Get a Project API Key

Mint a fresh API key and write it straight into your env file:

Issue an API key
npx @banatie/cli org acme project issue-api-key my-app --write-env .env

Inside a connected directory there's an even shorter form: it reads .banatie/project.json and needs no org or project slug:

Issue a key in a connected repo
npx @banatie/cli issue-api-key --write-env .env

Both forms idempotently upsert BANATIE_API_KEY into the file. Without --write-env, the key is printed to stdout as BANATIE_API_KEY=bnt_... instead. Every call mints a new server-side key.

Using Your API Key

All API requests require the X-API-Key header:

Authenticated Request
curl -X POST https://api.banatie.app/api/v1/generations \
  -H "X-API-Key: your_key_here" \
  -H "Content-Type: application/json" \
  -d '{"prompt": "a sunset over the ocean"}'

Key Types

Banatie uses two types of API keys:

Type
Permissions
Expiration
Use Case
Project KeyImage generation, uploads, images90 daysYour application integration
Master KeyFull admin access, key managementNever expiresServer-side admin operations

Project Keys are what project new and issue-api-key mint for you.

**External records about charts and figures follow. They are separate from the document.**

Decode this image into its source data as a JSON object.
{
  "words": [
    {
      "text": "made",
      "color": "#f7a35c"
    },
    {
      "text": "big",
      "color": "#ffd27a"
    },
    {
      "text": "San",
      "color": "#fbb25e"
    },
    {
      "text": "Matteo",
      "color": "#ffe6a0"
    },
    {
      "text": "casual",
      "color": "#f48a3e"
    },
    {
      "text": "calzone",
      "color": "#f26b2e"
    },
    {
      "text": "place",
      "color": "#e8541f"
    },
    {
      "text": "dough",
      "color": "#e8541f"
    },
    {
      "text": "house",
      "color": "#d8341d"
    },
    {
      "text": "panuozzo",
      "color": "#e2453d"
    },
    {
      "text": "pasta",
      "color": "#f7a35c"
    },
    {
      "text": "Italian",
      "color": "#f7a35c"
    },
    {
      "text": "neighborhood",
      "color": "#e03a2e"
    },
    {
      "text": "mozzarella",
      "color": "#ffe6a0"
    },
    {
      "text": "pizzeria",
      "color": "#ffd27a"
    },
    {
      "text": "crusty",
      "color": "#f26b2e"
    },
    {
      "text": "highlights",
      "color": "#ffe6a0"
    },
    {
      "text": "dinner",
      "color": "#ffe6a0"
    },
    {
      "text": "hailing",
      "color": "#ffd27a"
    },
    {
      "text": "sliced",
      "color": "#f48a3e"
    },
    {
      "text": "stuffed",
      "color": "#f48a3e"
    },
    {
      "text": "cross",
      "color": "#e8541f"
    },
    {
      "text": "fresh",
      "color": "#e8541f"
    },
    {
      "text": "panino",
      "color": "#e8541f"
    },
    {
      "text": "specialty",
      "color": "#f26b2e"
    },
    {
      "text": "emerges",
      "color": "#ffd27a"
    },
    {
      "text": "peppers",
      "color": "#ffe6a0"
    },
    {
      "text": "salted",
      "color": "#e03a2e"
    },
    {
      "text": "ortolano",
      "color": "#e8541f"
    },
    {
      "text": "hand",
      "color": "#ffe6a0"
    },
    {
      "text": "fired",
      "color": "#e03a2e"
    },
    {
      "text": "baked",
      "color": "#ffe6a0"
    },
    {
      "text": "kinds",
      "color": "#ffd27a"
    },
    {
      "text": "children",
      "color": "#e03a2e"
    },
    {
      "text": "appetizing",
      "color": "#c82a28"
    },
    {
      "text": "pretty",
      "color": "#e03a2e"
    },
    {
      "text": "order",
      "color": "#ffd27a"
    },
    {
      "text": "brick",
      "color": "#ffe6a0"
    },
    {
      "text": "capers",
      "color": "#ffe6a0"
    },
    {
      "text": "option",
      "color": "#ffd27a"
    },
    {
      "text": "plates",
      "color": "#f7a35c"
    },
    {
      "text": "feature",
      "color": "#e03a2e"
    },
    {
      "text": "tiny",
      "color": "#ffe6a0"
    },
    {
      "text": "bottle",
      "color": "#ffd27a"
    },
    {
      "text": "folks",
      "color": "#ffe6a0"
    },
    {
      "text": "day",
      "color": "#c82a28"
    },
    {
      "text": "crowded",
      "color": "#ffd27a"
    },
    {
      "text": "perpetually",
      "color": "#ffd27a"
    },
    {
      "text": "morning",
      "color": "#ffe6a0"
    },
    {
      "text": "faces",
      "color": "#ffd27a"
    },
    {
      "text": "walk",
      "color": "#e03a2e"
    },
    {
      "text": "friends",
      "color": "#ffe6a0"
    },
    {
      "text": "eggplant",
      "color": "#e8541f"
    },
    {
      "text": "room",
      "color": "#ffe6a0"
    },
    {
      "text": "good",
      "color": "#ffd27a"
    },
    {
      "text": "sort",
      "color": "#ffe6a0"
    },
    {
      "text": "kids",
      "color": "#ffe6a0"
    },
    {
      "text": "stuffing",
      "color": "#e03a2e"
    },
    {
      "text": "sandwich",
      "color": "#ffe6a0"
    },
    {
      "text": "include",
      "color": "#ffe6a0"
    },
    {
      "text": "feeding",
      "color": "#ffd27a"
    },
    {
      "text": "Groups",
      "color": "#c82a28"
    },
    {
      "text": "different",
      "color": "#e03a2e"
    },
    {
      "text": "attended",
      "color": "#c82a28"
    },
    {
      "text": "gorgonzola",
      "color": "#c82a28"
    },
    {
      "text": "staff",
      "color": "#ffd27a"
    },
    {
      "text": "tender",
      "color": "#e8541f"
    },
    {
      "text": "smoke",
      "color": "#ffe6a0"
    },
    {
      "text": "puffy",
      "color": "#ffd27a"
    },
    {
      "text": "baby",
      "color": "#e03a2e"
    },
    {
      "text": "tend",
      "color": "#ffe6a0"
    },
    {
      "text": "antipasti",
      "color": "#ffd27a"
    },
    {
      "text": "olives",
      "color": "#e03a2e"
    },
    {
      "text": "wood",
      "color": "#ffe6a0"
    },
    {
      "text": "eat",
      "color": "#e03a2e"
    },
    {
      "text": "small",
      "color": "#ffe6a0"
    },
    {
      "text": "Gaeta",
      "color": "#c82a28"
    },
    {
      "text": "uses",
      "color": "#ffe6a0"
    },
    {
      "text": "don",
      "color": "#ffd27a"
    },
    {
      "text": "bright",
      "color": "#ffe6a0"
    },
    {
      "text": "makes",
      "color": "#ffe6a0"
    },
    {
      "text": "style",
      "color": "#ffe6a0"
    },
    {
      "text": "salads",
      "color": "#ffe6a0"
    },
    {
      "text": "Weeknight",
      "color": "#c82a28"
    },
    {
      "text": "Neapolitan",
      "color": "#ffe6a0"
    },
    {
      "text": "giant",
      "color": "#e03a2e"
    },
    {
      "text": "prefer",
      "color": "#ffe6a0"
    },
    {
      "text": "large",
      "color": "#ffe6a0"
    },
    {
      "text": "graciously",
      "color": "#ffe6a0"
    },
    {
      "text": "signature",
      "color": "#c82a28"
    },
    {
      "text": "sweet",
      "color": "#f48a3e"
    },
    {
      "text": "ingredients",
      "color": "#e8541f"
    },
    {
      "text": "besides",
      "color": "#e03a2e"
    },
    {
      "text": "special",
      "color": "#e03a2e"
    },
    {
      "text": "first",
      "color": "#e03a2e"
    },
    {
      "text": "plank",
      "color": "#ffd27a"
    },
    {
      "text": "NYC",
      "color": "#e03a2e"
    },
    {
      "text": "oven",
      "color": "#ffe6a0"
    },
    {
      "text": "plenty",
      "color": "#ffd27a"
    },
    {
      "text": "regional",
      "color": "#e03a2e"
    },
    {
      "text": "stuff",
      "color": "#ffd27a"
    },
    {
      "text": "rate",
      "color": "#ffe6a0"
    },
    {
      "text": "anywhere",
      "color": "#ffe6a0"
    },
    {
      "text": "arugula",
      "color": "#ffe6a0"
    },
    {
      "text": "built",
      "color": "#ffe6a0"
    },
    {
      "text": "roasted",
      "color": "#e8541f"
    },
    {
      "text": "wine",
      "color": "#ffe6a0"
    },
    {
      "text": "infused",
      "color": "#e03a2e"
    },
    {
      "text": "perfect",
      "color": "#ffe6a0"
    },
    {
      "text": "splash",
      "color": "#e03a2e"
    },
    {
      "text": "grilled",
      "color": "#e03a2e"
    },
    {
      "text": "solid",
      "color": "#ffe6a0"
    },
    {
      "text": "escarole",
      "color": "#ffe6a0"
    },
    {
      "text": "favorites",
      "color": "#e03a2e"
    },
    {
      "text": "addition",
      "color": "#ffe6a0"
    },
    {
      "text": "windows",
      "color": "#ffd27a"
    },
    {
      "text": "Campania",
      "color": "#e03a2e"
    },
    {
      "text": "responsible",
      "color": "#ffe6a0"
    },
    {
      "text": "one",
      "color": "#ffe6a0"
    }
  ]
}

Master Keys are for administrative operations: you probably don't need one.

Don't confuse API keys with your organization token: the org token goes in an Authorization: Bearer header and manages your account, while API keys go in X-API-Key and generate images. Need a fresh project key? Just run issue-api-key again.

Managing Your Org Token

Four commands manage the stored organization token:

Org token management
npx @banatie/cli org acme auth status   # show login state (token preview only)
npx @banatie/cli org acme auth rotate   # replace the token; the old one stops working
npx @banatie/cli org acme auth revoke   # invalidate the token on the server and log out
npx @banatie/cli org acme auth logout   # remove the local login only

logout is local-only: the token stays valid on the server until you revoke or rotate it. If you suspect the token leaked, rotate immediately: the CLI stores the replacement and the old token is invalidated in the same call.

Deleting a Project

Deletion is destructive (it cascades to the project's keys and images), so it takes two explicit steps. First, request deletion, nothing is deleted yet:

Step 1: request deletion
npx @banatie/cli org acme project delete my-app

A one-time confirmation token is emailed to the organization owner. Run the command from that email: the CLI asks you to confirm interactively before anything is removed:

Step 2: confirm deletion
npx @banatie/cli org acme project delete my-app <one-time-token>
The confirmation step refuses to run non-interactively: it must be executed in a real terminal. Expired token? Re-run step 1 to get a new email.